Le Parlement israélien a validé lundi une législation modifiant radicalement les sanctions applicables aux détenus palestiniens. Ce vote, porté par l’aile droite du gouvernement, a immédiatement provoqué une onde de choc diplomatique, mobilisant les instances internationales et plusieurs capitales européennes qui exigent le retrait du texte.
Selon les informations rapportées par Al Jazeera, la Knesset a adopté une loi instaurant la peine de mort par pendaison comme sanction par défaut pour les Palestiniens de Cisjordanie occupée reconnus coupables d’avoir tué des Israéliens. Le texte a été approuvé par 62 voix contre 48.
Le ministre israélien de la Sécurité nationale, Itamar Ben-Gvir, principal promoteur de cette mesure, a célébré l’issue du vote au sein même de l’hémicycle. Dans une déclaration publiée sur les réseaux sociaux, il a affirmé avoir « écrit l’histoire ». S’adressant directement aux pays membres de l’Union européenne qui s’opposaient à cette initiative, il a ajouté : « Nous n’avons pas peur, nous ne nous soumettrons pas ».
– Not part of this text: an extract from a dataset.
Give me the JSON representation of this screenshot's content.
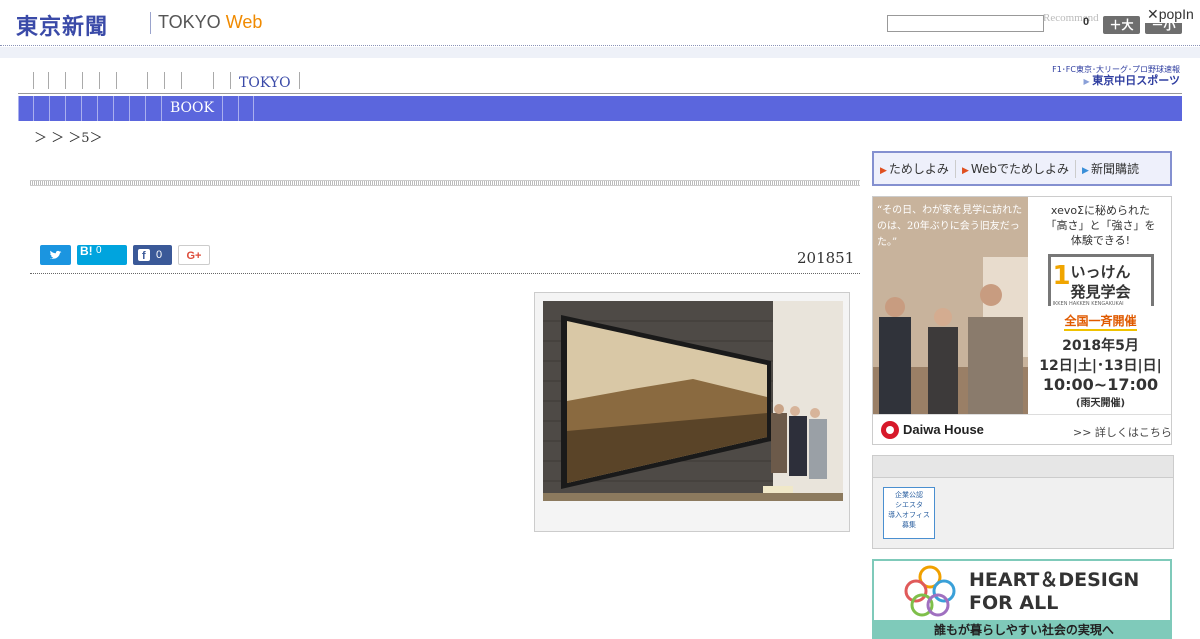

Du côté palestinien, le ministère des Affaires étrangères a dénoncé une « escalade dangereuse », accusant le système israélien de chercher à légitimer des exécutions extrajudiciaires sous couvert législatif. Le mouvement Hamas a, pour sa part, appelé les Nations Unies et le Comité international de la Croix-Rouge à intervenir pour protéger les prisonniers palestiniens. Le Centre palestinien pour les droits de l’homme (PCHR), basé à Gaza, a également mis en garde contre l’érosion de l’ordre international.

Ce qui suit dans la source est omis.